Osteoporosis is most common in women after menopause, when it is called postmenopausal osteoporosis, but may also develop in men, and may occur in anyone in the presence of particular hormonal disorders and other chronic diseases or as a result of medications.
Osteoporosis tends to run in families and is often called the ‘silent disease’ because bone is lost with no obvious signs. A person may not know they have osteoporosis until a strain, bump, or fall causes a bone to break.
Osteoporotic fractures are those that occur in situations where healthy people would not normally break a bone; they are therefore regarded as fragility fractures. Typical fragility fractures occur in the vertebral column, rib, hip and wrist.
Prevalence and Cost
- Osteoporosis affects an estimated 75 million people in Europe, USA and Japan.
- For the year 2000, there were an estimated 9 million new osteoporotic fractures, of which 1.6 million were at the hip, 1.7 million were at the forearm and 1.4 million were clinical vertebral fractures. Europe and the Americas accounted for 51% of all these fractures, while most of the remainder occurred in the Western Pacific region and Southeast Asia.
- 1 in 3 women over 50 will experience osteoporotic fractures, as will 1 in 5 men.
- Nearly 75% of hip, spine and distal forearm fractures occur among patients 65 years old or over.
- 10% loss of bone mass in the vertebrae can double the risk of vertebral fractures, and similarly, a 10% loss of bone mass in the hip can result in a 2.5 times greater risk of hip fracture.
- By 2050, the worldwide incidence of hip fracture in men is projected to increase by 310% and 240% in women.

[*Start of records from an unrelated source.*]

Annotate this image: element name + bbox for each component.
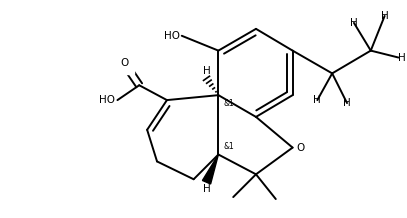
Text: H: H: [203, 184, 210, 194]
Text: H: H: [343, 98, 351, 108]
Text: H: H: [398, 53, 406, 63]
Text: H: H: [350, 18, 358, 28]
Text: O: O: [120, 58, 129, 68]
Polygon shape: [202, 155, 219, 184]
Text: HO: HO: [99, 95, 116, 105]
Text: H: H: [381, 11, 389, 21]
Text: H: H: [203, 66, 210, 76]
Text: &1: &1: [223, 99, 234, 108]
Text: O: O: [297, 143, 305, 153]
Text: &1: &1: [223, 141, 234, 151]
Text: H: H: [313, 95, 321, 105]
Text: HO: HO: [164, 31, 180, 41]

- The combined lifetime risk for hip, forearm and vertebral fractures coming to clinical attention is around 40%, equivalent to the risk for cardiovascular disease.
- Osteoporosis takes a huge personal and economic toll. In Europe, the disability due to osteoporosis is greater than that caused by cancers (with the exception of lung cancer) and is comparable or greater than that lost to a variety of chronic noncommunicable diseases, such as rheumatoid arthritis, asthma and high blood pressure related heart disease.